Briefing: FM outlines health plans for year ahead

Programme for government includes series of announcements on issues ranging from infrastructure projects to unhealthy food

Wednesday 4th September 2019

It might not have the high drama of Westminster, but yesterday’s programme for government – the Scottish Government’s plans for the year ahead – was jam-packed with new policies.

Nicola Sturgeon’s speech focused on the climate crisis but also included significant announcements across health and social care.

Following high-profile issues at the Queen Elizabeth University Hospital in Glasgow and Edinburgh’s Royal Hospital for Sick Children, a new national body to oversee health infrastructure projects and infection control will be established.

Charities campaigning for the rights of people who have spent time in care, welcomed a raft of announcements aimed at boosting the support on offer for care-experienced people.

They include free NHS dental care, a new payment to support employment and more free childcare hours, while siblings taken into care will now be kept together unless there is a compelling reason to do otherwise.

Meanwhile, campaigners said a promised new law to crack down on multi-buy deals on unhealthy foods was “world-leading” – but expressed disappointment the legislation will only be brought to Holyrood in 2020.

On cancer, the first minister committed to more cash for a programme aimed at earlier detection of the disease, amid statistics showing a stubborn diagnosis gap between the richest and poorest remains.

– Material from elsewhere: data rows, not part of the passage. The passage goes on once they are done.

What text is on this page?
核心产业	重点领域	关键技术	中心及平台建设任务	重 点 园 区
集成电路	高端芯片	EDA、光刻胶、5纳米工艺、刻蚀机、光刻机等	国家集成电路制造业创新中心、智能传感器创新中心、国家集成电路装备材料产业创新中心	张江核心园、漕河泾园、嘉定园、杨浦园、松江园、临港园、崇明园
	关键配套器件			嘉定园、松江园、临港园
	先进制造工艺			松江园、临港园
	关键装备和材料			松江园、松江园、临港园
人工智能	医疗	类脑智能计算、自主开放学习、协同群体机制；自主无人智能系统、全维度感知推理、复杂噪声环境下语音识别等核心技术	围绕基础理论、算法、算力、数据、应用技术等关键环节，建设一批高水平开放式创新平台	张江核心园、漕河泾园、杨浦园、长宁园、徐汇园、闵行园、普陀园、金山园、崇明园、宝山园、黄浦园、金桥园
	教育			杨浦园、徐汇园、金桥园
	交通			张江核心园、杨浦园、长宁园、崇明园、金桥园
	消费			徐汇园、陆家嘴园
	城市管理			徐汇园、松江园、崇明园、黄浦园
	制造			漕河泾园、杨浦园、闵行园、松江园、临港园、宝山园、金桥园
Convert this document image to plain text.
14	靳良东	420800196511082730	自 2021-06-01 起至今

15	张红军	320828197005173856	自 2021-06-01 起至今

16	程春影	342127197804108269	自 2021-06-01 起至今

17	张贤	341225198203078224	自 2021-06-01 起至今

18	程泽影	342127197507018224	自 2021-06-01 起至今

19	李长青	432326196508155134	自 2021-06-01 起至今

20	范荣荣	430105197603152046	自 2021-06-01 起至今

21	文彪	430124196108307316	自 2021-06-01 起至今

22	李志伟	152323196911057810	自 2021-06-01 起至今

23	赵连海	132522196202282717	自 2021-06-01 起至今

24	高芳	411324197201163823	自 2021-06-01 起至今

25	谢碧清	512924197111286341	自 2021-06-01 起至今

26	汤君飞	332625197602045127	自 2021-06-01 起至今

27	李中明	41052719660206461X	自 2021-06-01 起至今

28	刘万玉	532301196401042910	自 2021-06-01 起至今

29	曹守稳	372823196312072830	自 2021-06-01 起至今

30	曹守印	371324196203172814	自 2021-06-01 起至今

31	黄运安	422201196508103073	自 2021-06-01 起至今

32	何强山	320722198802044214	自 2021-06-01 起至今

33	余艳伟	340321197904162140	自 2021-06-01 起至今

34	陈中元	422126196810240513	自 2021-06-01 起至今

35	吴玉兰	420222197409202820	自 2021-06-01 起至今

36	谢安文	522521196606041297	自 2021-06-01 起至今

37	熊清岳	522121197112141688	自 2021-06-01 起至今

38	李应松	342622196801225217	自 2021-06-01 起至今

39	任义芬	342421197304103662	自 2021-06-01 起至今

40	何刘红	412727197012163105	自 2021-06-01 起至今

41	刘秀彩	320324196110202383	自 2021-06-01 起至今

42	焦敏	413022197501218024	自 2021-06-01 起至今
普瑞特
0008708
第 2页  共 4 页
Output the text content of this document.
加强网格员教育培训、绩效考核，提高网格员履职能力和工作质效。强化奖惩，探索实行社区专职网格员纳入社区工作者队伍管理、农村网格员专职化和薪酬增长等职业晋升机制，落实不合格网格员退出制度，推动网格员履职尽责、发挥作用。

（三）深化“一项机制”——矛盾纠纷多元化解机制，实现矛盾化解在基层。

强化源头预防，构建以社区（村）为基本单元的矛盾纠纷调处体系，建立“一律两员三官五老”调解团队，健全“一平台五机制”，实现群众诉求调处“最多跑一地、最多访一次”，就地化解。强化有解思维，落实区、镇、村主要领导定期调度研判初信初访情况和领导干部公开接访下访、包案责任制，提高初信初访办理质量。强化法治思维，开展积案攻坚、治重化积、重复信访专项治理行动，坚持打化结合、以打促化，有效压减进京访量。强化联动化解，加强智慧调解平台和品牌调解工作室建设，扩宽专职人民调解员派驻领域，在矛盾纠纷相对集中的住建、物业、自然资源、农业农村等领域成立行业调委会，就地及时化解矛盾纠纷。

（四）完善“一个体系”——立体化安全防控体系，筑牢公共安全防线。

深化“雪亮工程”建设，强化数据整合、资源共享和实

Self-sampling for cervical screening tests will be trialled and £2m will be invested in technology to detect advanced prostate cancer.

Elsewhere, a national brain health centre will be established to research dementia and there was also a commitment to back a ‘large-scale’ project trialling integrated dementia home care.

Health information service NHS 24 will also trial a GP practice triage system in which patients looking for a same-day appointment will be directed to the most appropriate member of the primary care team.

Another announcement on children’s mental health promised 24/7 crisis support, including a text service, as well as community wellbeing services that young people can be referred to or self-refer.

And, despite a lack of movement from UK ministers on the issue, the Scottish Government intends to consult on reforms to drug law in the event the UK Government changes its tune.

This sits alongside an additional £20m and the development of a national opiate replacement therapy programme.

On social care, the government admitted self-directed support – a new way of organising care that gives individuals control over how they are cared for – is ‘not yet fully embedded’.

It pledged to develop a vision for a ‘sustainable’ care home sector, smooth out inconsistencies in care provision and make self-directed support more evenly available.